His father had done that, buying a house in Turkey with his savings. But the family didn't return. Kamisli's mother quickly recognized that Germany had become their home.
"In the past, it was normal to support relatives in Turkey. That doesn't work any more. We have to think of ourselves and save," Kamisli says.
Language and cultural barriers
Saving for retirement presented obstacles for Germany's Turkish community. Kamisli reports that many Turkish immigrants didn't trust German pension consultants and insurance agents. In addition, he says, the immigrants often couldn't understand essential information. It was typically available only in German or involved bureaucratic procedures difficult for outsiders to penetrate.
He believes most Turks living in Germany decided to have fewer children because of financial concerns. They also may have been unsure that the next generation would be eligible for work later on.
Today's third guest worker generation is more Internet savvy, which means that they can go online to get assistance and information. In that respect, they differ from the older generation - many of whom are now in need of help.
Hasibe Ulubas is one of them. She arrived in Dortmund 42 years ago, two years after her husband got a job. The 64-year old has only moved once - to a smaller house on her street after she became a widow. Her husband was buried in Turkey, but she stayed in Germany because of her four children and her grandchildren. She has a particularly close relationship with her oldest daughter, Sevgi Ulubas.
Sevgi has been her mother's translator - in government offices, and at the hospital or the lawyer's office - ever since she was a child. And she is still at her mother's side to speak for her.
"Dad worked for 20 years, and then he became ill for a long time and got a disability pension. But that wasn't enough to feed the family," she says.
Her mother had to take care of her father and work as a cleaning lady for two hours a day. Now she relies on welfare to survive in retirement.
Russian-German Mathilde Schmidt has faced a number of financial difficulties, but doesn't complain. She receives limited retirement benefits under German laws relating to foreign pensions, which apply to entitlements earned in the Soviet Union.

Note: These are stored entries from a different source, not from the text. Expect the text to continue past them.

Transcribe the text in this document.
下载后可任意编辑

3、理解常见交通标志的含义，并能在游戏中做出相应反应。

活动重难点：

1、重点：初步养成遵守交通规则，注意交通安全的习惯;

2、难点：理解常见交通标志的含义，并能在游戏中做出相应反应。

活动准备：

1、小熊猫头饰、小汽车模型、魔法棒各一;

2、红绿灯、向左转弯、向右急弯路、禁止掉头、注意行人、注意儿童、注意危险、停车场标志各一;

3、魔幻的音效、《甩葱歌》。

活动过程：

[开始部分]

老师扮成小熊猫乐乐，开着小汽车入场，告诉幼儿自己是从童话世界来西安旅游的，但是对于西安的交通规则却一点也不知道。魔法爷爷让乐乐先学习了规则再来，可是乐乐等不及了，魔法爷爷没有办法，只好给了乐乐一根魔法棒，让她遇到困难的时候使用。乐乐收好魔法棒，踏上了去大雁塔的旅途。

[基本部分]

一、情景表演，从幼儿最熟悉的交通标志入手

The laws only apply to those who arrived in Germany before 1995. Schmidt is lucky because she arrived in 1993.
"Thank god because all those who arrived after 1995 have to depend on social welfare because of the law change," she says.

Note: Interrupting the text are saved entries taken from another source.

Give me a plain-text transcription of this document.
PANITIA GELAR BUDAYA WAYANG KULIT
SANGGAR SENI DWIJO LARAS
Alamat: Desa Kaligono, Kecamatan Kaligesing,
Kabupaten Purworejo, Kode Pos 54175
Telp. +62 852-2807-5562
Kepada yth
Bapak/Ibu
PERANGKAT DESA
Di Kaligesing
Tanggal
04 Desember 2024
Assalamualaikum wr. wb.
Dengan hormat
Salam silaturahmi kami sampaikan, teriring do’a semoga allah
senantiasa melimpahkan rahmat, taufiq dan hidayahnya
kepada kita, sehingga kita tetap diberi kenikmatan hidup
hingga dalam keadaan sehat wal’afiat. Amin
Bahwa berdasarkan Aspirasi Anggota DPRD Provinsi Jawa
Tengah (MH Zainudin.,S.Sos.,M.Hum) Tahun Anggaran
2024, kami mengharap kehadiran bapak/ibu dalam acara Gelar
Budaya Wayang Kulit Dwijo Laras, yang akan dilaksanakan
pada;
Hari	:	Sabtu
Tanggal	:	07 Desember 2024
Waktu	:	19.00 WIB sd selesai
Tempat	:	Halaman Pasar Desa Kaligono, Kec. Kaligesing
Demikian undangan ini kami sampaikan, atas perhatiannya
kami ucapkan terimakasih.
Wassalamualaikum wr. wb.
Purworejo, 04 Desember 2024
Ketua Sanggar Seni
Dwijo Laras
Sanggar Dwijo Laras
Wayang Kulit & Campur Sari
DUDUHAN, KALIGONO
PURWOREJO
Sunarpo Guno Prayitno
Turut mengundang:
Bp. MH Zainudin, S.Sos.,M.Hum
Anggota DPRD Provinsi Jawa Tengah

Everyone in the club listens as Schmidt tells how she was taken to Siberia at age four. She had no money there as an adult. Today, she still doesn't have much money. But, she says, she has her freedom here - and several others nod.

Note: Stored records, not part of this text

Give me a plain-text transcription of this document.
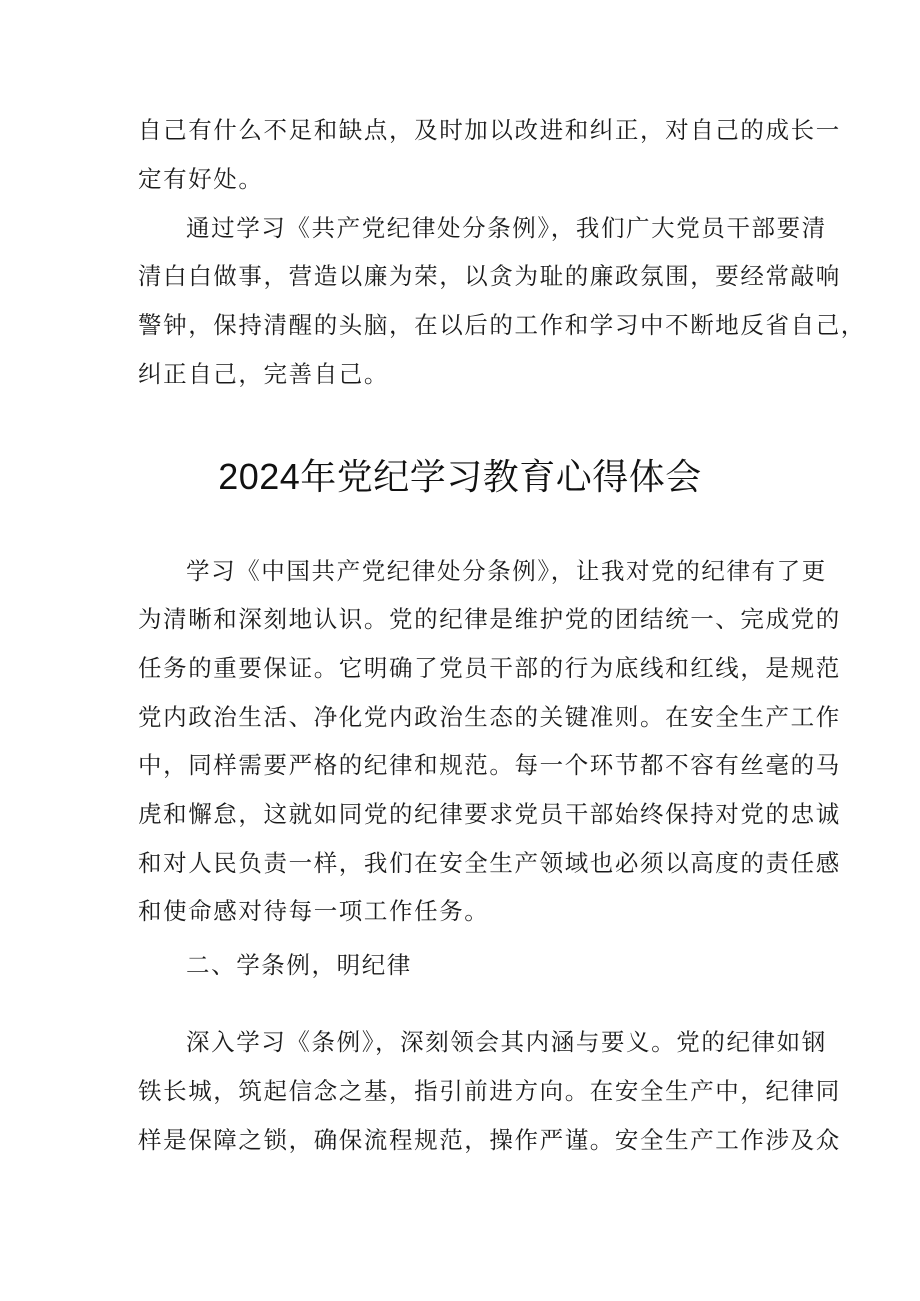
自己有什么不足和缺点，及时加以改进和纠正，对自己的成长一
定有好处。
通过学习《共产党纪律处分条例》，我们广大党员干部要清
清白白做事，营造以廉为荣，以贪为耻的廉政氛围，要经常敲响
警钟，保持清醒的头脑，在以后的工作和学习中不断地反省自己，
纠正自己，完善自己。
2024年党纪学习教育心得体会
学习《中国共产党纪律处分条例》，让我对党的纪律有了更
为清晰和深刻地认识。党的纪律是维护党的团结统一、完成党的
任务的重要保证。它明确了党员干部的行为底线和红线，是规范
党内政治生活、净化党内政治生态的关键准则。在安全生产工作
中，同样需要严格的纪律和规范。每一个环节都不容有丝毫的马
虎和懈怠，这就如同党的纪律要求党员干部始终保持对党的忠诚
和对人民负责一样，我们在安全生产领域也必须以高度的责任感
和使命感对待每一项工作任务。
二、学条例，明纪律
深入学习《条例》，深刻领会其内涵与要义。党的纪律如钢
铁长城，筑起信念之基，指引前进方向。在安全生产中，纪律同
样是保障之锁，确保流程规范，操作严谨。安全生产工作涉及众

Schmidt sees dimmer prospects for young people today, though. She's concerned about the prevalence of limited work contracts.
"They can neither take care of themselves nor a family or their parents," she says.
Setting a positive example
"One of the goals of the association is to educate and advise members early," says Viktoria Waltz, who heads the ViF association.
She's regularly able to bring in experts to talk about healthy nutrition and elderly care. The association members have also put together a brochure with important information about healthcare. It includes a registry of local doctors with foreign language skills. Questions on care, medicine, co-payments and power of attorney are answered.
One of the advantages for immigrants in Germany is the state's provision of preventative care as well as treatment and nursing as needed, says Ulubas.
The public sector will have to provide those services to even more people in the future. By 2020, two million immigrants will reach retirement age, and they will be in need of care. That fact earns a prominent place in the association's brochure - almost like a warning.